The Cipro-panel was selected using whole genome sequencing, bioinformatic tools, and antimicrobial susceptibility testing (AST) data. Isolates were further selected based on nucleotide variations in gyrA and parC genes.

Results

We selected 14 unique N. gonorrhoeae isolates from the 2006–2012 Gonococcal Isolate Surveillance Project (GISP) collection. They represented a wide range of antimicrobial susceptibility to ciprofloxacin and commonly observed nucleotide variations of gyrA and parC genes. This Cipro-panel consists of 5 isolates with resistant phenotypes (MIC > = 1 μg/mL), 8 isolates with susceptible phenotypes (MIC < = 0.06 μg/mL), and 1 isolate falling in the Clinical and Laboratory Standards Institute defined intermediate range. Among the gyrA variations we observed a total of 18 SNPs. Four positions had nonsynonymous changes (nucleotide positions 272, 284, 1093, and 1783). The first two positions (272 and 284) have been linked previously with resistance to ciprofloxacin (i.e. amino acid positions 91 and 95). For the parC gene, we observed a total of 21 possible SNPs. Eight of those SNPs resulted in non-synonymous amino acid changes. One location (amino acid 87) has been previously reported to be associated with ciprofloxacin resistance.

Conclusions

This Cipro-Panel is useful for researchers interested in developing clinical tests related to ciprofloxacin. It could also provide additional choices for validation, quality assurance purposes and improve antibiotic usage.

Introduction

Neisseria gonorrhoeae (gonococcus) is the causative agent of gonorrhea, one of the nationally notifiable conditions in the United States and one of the most commonly reported Sexually Transmitted Diseases in the world [1, 2]. Neisseria gonorrhoeae is an exclusive human pathogen and is well-adapted to the genital system of the human. However, it can cause infections in both male and female reproductive systems, the pharynx, the rectum, and other anatomical sites (e.g. joints) as a disseminated infection. The organism is genetically versatile in its ability to develop drug resistance, thus development of resistance to antimicrobial agents by the gonococcus is a major public health concern. In the past, while retaining previously acquired antimicrobial resistance, N. gonorrhoeae developed resistance toward all first-line drugs used in the standard treatment. These drugs include commonly used antibiotics such as penicillin, tetracycline, macrolides, and fluoroquinolones such as ciprofloxacin [3–7]. Because of the gradual increase in proportion of isolates with higher minimum inhibitory concentrations (MIC) toward the current first line class of drug, cephalosporins, in 2012 CDC recommended use of dual-antibiotic therapy consisting of an injectable cephalosporin (ceftriaxone) and one oral dose of a macrolide (azithromycin) as the regimen to treat uncomplicated gonococcal infections [2, 4]. At the end of 2020, Centers for Disease Control and Prevention’s (CDC) new treatment guidelines removed azithromycin from its recommendations partly because the percentage of N. gonorrhoeae isolated with reduced susceptibility to azithromycin (MIC ≥2.0 μg/mL) increased more than sevenfold over 5 years (from 0.6% in 2013 to 4.6% in 2018). Ceftriaxone is now recommended as a monotherapy for non-complicated gonorrhea [5].

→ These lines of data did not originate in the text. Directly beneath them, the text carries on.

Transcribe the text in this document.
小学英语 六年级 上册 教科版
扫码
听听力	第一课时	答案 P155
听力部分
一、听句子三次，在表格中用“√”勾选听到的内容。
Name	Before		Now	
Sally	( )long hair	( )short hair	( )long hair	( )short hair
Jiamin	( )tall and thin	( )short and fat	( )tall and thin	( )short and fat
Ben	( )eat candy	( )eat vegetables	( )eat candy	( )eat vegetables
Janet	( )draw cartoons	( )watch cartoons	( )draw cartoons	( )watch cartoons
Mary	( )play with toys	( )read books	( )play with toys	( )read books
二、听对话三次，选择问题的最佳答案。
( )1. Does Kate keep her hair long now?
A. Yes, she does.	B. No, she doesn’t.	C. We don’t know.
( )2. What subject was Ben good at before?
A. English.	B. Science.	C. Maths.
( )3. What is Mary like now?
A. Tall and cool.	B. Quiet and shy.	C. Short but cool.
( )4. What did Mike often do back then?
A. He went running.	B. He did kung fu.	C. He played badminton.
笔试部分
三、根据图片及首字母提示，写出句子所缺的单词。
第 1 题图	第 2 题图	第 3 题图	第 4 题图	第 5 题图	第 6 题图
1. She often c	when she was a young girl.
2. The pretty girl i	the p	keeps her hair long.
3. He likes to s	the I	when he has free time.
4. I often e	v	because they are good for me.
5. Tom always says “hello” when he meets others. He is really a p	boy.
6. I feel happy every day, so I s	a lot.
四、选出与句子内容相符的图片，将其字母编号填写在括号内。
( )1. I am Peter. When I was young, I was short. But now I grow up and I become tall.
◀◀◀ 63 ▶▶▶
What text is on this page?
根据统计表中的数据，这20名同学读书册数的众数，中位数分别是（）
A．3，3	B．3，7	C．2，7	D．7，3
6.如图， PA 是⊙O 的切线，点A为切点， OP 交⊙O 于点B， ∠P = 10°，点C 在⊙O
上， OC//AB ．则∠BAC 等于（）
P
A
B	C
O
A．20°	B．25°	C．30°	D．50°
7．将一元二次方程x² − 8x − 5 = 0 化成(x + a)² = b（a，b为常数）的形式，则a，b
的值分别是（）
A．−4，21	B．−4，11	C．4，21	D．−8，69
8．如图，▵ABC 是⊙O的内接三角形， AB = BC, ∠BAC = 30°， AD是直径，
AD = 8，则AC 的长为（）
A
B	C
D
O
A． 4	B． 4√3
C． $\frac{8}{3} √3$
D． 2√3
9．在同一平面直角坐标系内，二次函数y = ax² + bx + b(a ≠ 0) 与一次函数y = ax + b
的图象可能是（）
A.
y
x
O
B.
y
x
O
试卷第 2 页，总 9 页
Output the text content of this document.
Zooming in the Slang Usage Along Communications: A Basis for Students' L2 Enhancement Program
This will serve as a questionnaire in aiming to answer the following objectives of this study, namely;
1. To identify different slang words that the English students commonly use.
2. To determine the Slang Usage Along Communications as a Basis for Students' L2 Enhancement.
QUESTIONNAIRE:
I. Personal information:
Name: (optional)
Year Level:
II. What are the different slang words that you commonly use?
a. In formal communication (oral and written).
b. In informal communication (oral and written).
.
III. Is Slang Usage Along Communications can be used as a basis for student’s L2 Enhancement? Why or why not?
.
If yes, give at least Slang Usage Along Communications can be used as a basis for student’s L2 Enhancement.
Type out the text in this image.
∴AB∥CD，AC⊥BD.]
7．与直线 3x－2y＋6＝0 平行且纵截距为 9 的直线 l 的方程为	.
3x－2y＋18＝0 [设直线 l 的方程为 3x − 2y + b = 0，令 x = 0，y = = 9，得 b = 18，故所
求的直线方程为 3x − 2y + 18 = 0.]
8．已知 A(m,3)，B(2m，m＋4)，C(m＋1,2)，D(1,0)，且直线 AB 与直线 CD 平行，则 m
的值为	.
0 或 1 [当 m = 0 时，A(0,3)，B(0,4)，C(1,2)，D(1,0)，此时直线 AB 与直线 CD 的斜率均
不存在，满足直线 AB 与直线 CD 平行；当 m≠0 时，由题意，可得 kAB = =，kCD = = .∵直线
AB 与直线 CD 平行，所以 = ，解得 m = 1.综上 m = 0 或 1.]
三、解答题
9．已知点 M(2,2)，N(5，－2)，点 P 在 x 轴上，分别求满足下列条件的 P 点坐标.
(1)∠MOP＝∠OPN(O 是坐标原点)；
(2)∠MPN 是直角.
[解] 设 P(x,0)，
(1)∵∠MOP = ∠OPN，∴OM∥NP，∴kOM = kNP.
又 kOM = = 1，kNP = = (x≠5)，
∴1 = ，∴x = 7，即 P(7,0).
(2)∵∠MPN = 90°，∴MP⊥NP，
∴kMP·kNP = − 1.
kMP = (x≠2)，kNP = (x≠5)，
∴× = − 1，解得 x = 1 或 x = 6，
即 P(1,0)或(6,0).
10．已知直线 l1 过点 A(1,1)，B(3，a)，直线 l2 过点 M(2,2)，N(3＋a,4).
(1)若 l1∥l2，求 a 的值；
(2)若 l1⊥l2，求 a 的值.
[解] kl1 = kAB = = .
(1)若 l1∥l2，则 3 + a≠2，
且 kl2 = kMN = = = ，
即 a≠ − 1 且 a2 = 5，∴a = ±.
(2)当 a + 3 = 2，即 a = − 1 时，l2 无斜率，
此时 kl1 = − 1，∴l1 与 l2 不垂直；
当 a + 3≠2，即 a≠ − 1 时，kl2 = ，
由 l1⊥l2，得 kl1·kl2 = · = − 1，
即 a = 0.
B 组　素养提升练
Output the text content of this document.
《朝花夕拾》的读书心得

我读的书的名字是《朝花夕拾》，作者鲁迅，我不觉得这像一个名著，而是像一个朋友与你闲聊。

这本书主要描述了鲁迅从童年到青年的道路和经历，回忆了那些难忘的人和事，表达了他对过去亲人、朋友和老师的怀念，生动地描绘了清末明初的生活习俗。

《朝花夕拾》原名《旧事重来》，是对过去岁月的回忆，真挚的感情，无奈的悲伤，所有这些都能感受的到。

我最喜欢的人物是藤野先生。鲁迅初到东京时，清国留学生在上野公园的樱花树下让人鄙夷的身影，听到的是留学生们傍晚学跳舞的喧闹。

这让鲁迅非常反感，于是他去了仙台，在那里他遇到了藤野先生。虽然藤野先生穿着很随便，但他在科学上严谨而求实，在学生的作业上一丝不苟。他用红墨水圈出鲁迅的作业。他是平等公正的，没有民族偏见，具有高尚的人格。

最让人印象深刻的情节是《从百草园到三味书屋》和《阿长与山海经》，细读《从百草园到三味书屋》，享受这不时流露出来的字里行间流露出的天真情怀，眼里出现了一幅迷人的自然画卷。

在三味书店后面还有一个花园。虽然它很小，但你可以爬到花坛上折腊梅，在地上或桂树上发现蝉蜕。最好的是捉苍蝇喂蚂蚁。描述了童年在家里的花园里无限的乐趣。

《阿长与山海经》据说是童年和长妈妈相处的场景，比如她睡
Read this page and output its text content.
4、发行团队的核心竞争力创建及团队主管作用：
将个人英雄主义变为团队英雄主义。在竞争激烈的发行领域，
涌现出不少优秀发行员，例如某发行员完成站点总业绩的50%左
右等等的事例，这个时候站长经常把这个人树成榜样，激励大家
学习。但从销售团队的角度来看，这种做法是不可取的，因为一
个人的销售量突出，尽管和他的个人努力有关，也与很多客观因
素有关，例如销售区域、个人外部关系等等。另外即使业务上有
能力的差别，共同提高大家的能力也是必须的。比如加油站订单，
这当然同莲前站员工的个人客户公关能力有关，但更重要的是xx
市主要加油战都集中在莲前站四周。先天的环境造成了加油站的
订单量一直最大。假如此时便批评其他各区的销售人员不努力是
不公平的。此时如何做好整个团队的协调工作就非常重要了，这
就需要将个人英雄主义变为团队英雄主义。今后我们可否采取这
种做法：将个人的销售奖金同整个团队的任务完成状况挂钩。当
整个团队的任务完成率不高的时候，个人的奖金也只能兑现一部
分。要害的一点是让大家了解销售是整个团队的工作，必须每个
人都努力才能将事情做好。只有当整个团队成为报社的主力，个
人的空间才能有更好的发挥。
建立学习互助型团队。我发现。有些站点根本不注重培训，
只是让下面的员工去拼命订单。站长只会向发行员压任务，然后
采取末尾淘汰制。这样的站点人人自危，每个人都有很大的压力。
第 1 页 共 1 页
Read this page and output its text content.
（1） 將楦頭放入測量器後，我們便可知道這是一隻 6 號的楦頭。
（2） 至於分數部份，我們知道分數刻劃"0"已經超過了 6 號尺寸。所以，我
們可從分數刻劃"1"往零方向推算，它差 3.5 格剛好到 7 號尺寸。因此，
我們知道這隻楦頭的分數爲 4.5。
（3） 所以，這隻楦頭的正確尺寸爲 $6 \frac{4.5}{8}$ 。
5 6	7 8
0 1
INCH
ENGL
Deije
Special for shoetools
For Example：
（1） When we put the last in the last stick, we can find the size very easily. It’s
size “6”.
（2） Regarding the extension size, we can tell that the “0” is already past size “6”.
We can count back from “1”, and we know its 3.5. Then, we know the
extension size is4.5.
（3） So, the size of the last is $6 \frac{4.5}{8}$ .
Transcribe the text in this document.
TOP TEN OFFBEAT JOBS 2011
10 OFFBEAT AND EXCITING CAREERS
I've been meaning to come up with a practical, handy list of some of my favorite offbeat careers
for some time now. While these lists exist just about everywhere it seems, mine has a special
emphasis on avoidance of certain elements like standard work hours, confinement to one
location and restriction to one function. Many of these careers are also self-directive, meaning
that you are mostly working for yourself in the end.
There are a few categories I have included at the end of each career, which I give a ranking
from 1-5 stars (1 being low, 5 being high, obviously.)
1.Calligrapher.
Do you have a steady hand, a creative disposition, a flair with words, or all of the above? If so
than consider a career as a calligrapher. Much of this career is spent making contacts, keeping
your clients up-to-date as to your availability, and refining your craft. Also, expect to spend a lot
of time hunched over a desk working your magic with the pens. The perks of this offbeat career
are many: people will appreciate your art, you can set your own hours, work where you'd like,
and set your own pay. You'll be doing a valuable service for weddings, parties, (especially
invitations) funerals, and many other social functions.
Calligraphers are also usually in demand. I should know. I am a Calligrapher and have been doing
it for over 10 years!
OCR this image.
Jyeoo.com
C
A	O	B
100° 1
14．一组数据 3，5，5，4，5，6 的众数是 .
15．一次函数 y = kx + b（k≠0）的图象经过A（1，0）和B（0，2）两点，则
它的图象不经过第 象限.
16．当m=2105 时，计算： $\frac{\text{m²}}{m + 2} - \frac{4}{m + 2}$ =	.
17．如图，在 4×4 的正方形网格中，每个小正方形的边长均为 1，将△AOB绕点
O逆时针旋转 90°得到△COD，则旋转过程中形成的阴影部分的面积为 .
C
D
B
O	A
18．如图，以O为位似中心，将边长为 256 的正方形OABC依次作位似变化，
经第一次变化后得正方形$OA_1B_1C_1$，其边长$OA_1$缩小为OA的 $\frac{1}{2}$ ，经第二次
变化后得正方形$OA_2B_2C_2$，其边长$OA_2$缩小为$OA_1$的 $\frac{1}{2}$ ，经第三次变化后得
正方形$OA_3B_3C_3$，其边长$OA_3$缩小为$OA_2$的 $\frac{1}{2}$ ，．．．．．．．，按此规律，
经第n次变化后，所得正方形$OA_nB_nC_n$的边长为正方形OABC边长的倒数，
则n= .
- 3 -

The fluoroquinolone class antibiotic ciprofloxacin was recommended by CDC’s treatment guideline as the first-line treatment option for gonorrhea from 1996 to 2006. Despite the fact that some states in the United States such as Hawaii and California have discontinued the use of ciprofloxacin for gonorrhea treatment, however, not until 2007 ciprofloxacin was discontinued recommended by CDC as the first option for treating non-complicated gonorrhea [3, 4]. The principle for this decision was based on a recommendation by the WHO that when the microbial resistance rate toward an antibiotic reaches 5% in the population, the drug may be removed from use [8–11]. Fluoroquinolones exert their activity by inhibiting the replication of gonococci through interference of the binding of DNA gyrase and topoisomerase. Drug resistance toward ciprofloxacin thus developed through mutations in DNA gyrase (GyrA) and topoisomerase IV subunits (ParC) [6, 7, 12].

In response to the concerns of increasing antibiotic resistant isolates, CDC published a threat report ranking drug resistant N. gonorrhoeae as “Urgent Threat” [9]. An important effort is to develop tools that can enhance the detection of antibiotic resistance in gonorrhea locally, nationally, and internationally. To this end, a N. gonorrhoeae Ciprofloxacin Antibiotic Resistance Isolate Bank panel (Cipro-panel) was curated and made available through the CDC & FDA AR Isolate Bank (AR Bank) [13]. In this panel, isolates were whole genome sequenced, characterized, and susceptibility to ciprofloxacin was documented. We hope this panel can help developing advanced point of care tests to quickly identify infections that are still susceptible to ciprofloxacin.

Methods

Bacteria strains

N. gonorrhoeae isolates were propagated on GC base medium with 1% IsoVitalex and 5% FBS (SRP, Scientific Resources Program, CDC) at 36±1°C supplemented with 5% CO₂ for 20 to 24 hours. A 300–500 ul culture in trypticase soy broth (TSB) containing 20% glycerol (SRP, CDC) was kept at -70°C. Isolates included in this Cipro-panel were characterized using standard microbiological methods. Species identification was confirmed using the AP-NHI strips (Analytical Profile Index for Neisseria and Haemophilus; bioMerieux, France). The species identification of each isolate was further verified using matrix-assisted laser desorption-ionization time of flight mass spectrometry (MALDI-TOF) following manufacturer’s recommendation (Bruker Microflex Biotyper, Billerica, MA) [14].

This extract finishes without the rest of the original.